Il y a lieu en conséquence, après avoir constaté que la société ne rapportait pas la preuve d'une cause totalement étrangère au travail de l'accident cardiaque dont a été victime A... X
, d'infirmer le jugement et de dire opposable à l'employeur la décision de prise en charge du décès du salarié au titre de la législation professionnelle.

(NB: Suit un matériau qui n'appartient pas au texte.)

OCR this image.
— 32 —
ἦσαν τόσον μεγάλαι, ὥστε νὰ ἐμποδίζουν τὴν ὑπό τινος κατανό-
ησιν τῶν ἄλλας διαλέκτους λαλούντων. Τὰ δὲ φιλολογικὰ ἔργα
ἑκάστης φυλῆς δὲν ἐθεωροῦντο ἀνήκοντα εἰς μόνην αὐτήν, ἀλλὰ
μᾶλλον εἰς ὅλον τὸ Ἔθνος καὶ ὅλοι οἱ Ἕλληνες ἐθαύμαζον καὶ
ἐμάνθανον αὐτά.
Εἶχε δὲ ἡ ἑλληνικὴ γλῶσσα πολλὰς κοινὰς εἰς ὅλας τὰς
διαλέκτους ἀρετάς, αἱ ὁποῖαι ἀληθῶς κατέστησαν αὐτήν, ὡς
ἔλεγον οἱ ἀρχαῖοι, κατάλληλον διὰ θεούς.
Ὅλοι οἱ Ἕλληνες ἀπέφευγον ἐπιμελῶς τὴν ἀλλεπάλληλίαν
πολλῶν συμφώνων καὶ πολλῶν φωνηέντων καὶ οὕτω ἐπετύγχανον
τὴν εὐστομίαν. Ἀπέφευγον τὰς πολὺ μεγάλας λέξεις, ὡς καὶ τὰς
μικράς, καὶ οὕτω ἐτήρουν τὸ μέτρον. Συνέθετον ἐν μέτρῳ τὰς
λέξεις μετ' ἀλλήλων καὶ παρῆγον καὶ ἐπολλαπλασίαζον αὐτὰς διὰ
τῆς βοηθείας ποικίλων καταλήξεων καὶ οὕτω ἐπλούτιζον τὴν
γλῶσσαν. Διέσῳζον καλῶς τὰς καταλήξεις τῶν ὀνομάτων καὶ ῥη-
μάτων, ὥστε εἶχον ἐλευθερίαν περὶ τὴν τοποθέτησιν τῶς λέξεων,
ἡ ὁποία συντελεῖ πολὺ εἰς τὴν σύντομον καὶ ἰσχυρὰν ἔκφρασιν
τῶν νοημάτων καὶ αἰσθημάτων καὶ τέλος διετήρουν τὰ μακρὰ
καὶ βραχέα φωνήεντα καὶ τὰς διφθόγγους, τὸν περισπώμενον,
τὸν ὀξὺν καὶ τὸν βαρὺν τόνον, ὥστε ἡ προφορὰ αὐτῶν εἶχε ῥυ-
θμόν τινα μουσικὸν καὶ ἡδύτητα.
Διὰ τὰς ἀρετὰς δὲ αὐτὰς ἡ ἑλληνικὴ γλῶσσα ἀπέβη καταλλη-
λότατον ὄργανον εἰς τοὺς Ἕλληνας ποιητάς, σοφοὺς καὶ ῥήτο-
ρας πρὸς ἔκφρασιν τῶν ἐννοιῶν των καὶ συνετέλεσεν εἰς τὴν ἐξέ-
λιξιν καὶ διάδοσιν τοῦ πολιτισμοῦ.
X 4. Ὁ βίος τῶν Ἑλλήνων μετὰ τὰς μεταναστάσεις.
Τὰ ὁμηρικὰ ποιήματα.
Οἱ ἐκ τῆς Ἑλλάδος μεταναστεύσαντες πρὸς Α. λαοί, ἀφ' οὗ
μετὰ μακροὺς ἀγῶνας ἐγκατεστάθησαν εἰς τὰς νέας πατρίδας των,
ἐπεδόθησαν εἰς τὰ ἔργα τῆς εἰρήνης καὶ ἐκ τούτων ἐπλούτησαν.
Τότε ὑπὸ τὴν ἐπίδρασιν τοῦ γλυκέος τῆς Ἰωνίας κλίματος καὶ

ALORS, D'UNE PART, QU'aux termes de l'article 441-3 du code de la sécurité sociale, dès qu'elle a connaissance d'un accident du travail par quelque moyen que ce soit, la caisse primaire d'assurance maladie est tenue de faire procéder aux constatations nécessaires ; que dans ces conditions la caisse ne peut se prévaloir de la présomption d'imputabilité d'un accident au travail lorsqu'elle n'a pas ordonné toutes les mesures en son pouvoir pour établir un diagnostic clair et précis des causes médicales d'un accident, ni communiqué à l'employeur le résultat de ses analyses ; qu'au cas présent, la société Véolia Propreté Normandie faisait valoir que l'organisme de sécurité sociale ne pouvait lui opposer la présomption d'imputabilité dès lors que la CPAM, du fait de l'insuffisance de son instruction, ne l'avait pas mise en mesure de détruire la présomption ; que malgré le rapport d'enquête de la CPAM ne faisant apparaître aucun lien entre les conditions de travail du salarié et le malaise cardiaque du salarié, l'organisme social n'avait en effet ni ordonné l'autopsie de la victime, ni imposé à son médecin conseil de rendre un avis motivé ; qu'en considérant néanmoins que la société Véolia Propreté Normandie devait succomber dès lors qu'elle ne rapportait pas suffisamment d'éléments pour détruire la présomption d'imputabilité, la cour d'appel a violé les articles L. 441-1 du code de la sécurité sociale et 6-1 de la CESDH ;
ALORS, D'AUTRE PART, QUE chaque partie au procès bénéficie du droit d'obtenir la preuve d'un élément de fait indispensable au succès de ses prétentions ; que si les lésions qui apparaissent aux temps et lieux de travail sont présumées imputables à l'activité professionnelle, cette présomption est réfragable et l'employeur doit être mis en mesure de la détruire en établissant que la pathologie est la conséquence exclusive d'un état pathologique antérieur ou indépendant évoluant pour son propre compte ; qu'en cas de décès seule une autopsie est de nature à permettre à l'employeur de rapporter cette preuve ; qu'au cas présent, la société Véolia Propreté Normandie exposait que la CPAM aurait dû mettre en oeuvre une autopsie afin de la mettre en mesure de démontrer que le malaise cardiaque du salarié, survenu sans qu'il n'ait réalisé le moindre effort, n'entretenait aucun lien avec son activité professionnelle ; qu'en considérant que la CPAM n'était pas tenue d'ordonner une autopsie, sans vérifier si la mise en oeuvre de cette mesure d'instruction n'était pas indispensable à l'exercice du droit à la preuve de la société Véolia Propreté Normandie, la cour d'appel a violé les articles 9 du Code de procédure civile, et 6 § 1 de la CESDH.